Searching the LAN
Worse still, a LAN has no default index. Most servers have a Microsoft Indexer service now, but it isn’t sufficiently clever or friendly enough to resolve this type of search problem. People like systems that both find and filter, that put some kind of relevance ranking into the list of things they find, and which keep track of what’s being asked for. What’s worse is that the Microsoft Indexer only looks at one server: I haven’t seen many businesses with only a single document server lately.
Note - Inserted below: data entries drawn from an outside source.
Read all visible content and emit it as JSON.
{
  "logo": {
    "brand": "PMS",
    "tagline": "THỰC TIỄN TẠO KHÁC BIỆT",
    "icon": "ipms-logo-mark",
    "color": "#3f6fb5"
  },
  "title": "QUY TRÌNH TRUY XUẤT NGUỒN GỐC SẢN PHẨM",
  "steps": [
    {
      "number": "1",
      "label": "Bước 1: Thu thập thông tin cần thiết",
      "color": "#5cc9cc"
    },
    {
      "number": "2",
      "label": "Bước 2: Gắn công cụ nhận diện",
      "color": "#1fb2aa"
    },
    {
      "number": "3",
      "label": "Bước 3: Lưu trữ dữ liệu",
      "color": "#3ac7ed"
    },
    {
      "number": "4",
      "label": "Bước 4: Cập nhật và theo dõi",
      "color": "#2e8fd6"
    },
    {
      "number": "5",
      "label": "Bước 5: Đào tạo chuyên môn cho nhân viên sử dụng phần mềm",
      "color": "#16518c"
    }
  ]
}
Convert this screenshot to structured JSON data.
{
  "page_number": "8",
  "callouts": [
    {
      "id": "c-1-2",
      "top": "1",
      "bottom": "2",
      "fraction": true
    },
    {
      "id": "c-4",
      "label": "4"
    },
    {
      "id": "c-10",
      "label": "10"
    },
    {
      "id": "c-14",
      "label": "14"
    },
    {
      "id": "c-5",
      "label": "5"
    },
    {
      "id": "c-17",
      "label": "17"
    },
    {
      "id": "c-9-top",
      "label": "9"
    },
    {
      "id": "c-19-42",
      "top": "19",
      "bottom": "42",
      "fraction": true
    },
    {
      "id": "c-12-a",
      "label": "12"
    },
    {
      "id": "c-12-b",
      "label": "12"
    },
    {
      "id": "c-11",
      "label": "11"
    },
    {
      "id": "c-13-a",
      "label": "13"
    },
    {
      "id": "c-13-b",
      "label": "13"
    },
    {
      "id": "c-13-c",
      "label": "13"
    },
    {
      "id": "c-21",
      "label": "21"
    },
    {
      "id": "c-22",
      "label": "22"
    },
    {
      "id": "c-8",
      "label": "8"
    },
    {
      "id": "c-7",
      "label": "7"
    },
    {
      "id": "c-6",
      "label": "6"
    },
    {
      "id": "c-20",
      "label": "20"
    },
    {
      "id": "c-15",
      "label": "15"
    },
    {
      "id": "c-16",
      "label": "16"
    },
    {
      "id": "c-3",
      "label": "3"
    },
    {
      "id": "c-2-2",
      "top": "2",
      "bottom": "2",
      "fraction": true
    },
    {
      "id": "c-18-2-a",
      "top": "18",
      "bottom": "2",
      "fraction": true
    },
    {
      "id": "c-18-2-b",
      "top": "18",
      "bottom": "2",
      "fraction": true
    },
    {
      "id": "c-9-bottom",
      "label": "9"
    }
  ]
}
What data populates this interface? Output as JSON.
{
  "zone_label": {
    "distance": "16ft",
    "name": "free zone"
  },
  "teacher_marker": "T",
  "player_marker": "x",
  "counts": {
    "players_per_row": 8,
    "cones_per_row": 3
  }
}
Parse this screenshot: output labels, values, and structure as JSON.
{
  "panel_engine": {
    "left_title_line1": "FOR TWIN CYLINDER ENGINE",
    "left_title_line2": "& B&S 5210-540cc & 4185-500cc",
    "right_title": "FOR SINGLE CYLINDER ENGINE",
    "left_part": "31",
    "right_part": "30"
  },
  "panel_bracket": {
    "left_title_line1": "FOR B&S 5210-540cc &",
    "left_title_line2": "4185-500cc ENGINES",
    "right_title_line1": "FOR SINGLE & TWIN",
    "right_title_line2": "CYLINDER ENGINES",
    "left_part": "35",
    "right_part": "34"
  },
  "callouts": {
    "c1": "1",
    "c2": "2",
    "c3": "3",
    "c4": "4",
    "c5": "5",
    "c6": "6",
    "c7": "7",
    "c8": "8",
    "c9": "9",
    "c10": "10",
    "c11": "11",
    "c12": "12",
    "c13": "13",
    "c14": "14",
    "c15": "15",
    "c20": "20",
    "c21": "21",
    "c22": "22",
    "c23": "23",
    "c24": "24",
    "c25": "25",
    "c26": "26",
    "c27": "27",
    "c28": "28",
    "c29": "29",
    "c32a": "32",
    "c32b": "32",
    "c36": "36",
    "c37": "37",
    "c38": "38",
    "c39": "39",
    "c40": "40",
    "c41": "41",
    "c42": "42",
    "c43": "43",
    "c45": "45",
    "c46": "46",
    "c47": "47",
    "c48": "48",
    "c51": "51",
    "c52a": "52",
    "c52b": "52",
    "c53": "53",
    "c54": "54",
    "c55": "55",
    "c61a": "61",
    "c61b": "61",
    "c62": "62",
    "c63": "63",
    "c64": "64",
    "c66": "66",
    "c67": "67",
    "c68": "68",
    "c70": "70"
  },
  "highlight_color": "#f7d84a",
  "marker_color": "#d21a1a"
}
The recent explosion of search utility products has gained some piquancy with the entry of Google into this market. You can have Google Desktop Search; you can have a Google Mini (blue, smallish and up to 100,000 documents) or a Google Search Appliance (yellow, very big and heavy, £20,000 and effectively unlimited numbers of documents). The rest of the players in this business – some of which have been around for a good few years and have quite a variety of offerings – could find themselves suffering now that the current search icon has broken out of its shell and is delivering the swatch of search engines to brighten up equipment rooms across the planet.
So what do the Google boxes do that the software products don’t? Why would you choose a bundled-up hardware box anyway? Running a Google Search Appliance setup isn’t quite a plug-and-play operation. The Appliance isn’t able to ‘hunt the LAN’ without the initial setup. You have to prepare your servers to be searched, then you connect the box and tell it where to go looking. Some resources are presented via Internet Information Server (IIS), others come from databases. This is both good and bad news: good, in that the Google box understands ODBC and SQL data sources, so you can include your corporate SQL-based data in the index; bad, because to look through your file server shares you’ll need to publish those as virtual hosts within IIS.
Network managers will be dividing into diametrically opposed camps even as they read this. One group will hiss and run away at the idea of turning on IIS anywhere inside its corporate firewall; the other would expect everyone to have this on as a matter of course.
It isn’t quite that simple. This is about smaller networks, and most of those I see don’t use IIS in a trivial fashion. Not because it’s technically undesirable, but rather because their ‘web stuff’ is handled by the ‘web guy’, who has almost nothing to do with their internal servers.
Having said that, going through the setup steps on the Appliance is definitely worthwhile. It may take a while for the default crawler robot settings to work through your data pile, but the immediate advantage of the presentation given to your data is that it’s Google style.
That means you can build queries with Google syntax, and you can leave your staff merrily clicking on the search results they dig up. It even presents the usual Google ‘cached’ and ‘plain text’ options for looking at something that’s in a foreign format for your PC. This is especially invaluable when what it returns is some bloated PowerPoint presentation.
However, there are several shortcomings to the Google methodology when it comes to the usual mish-mash of network resources found in smaller networks. One is ably highlighted by Paul Ockenden; another is the licensing price. More than £2,000 for an annual subscription to Google’s combined software licence, hardware maintenance and remote support is a lot to be paying for a smaller network. The way Google limits the number of documents included in the searchable index means this is what the Google Mini is designed for.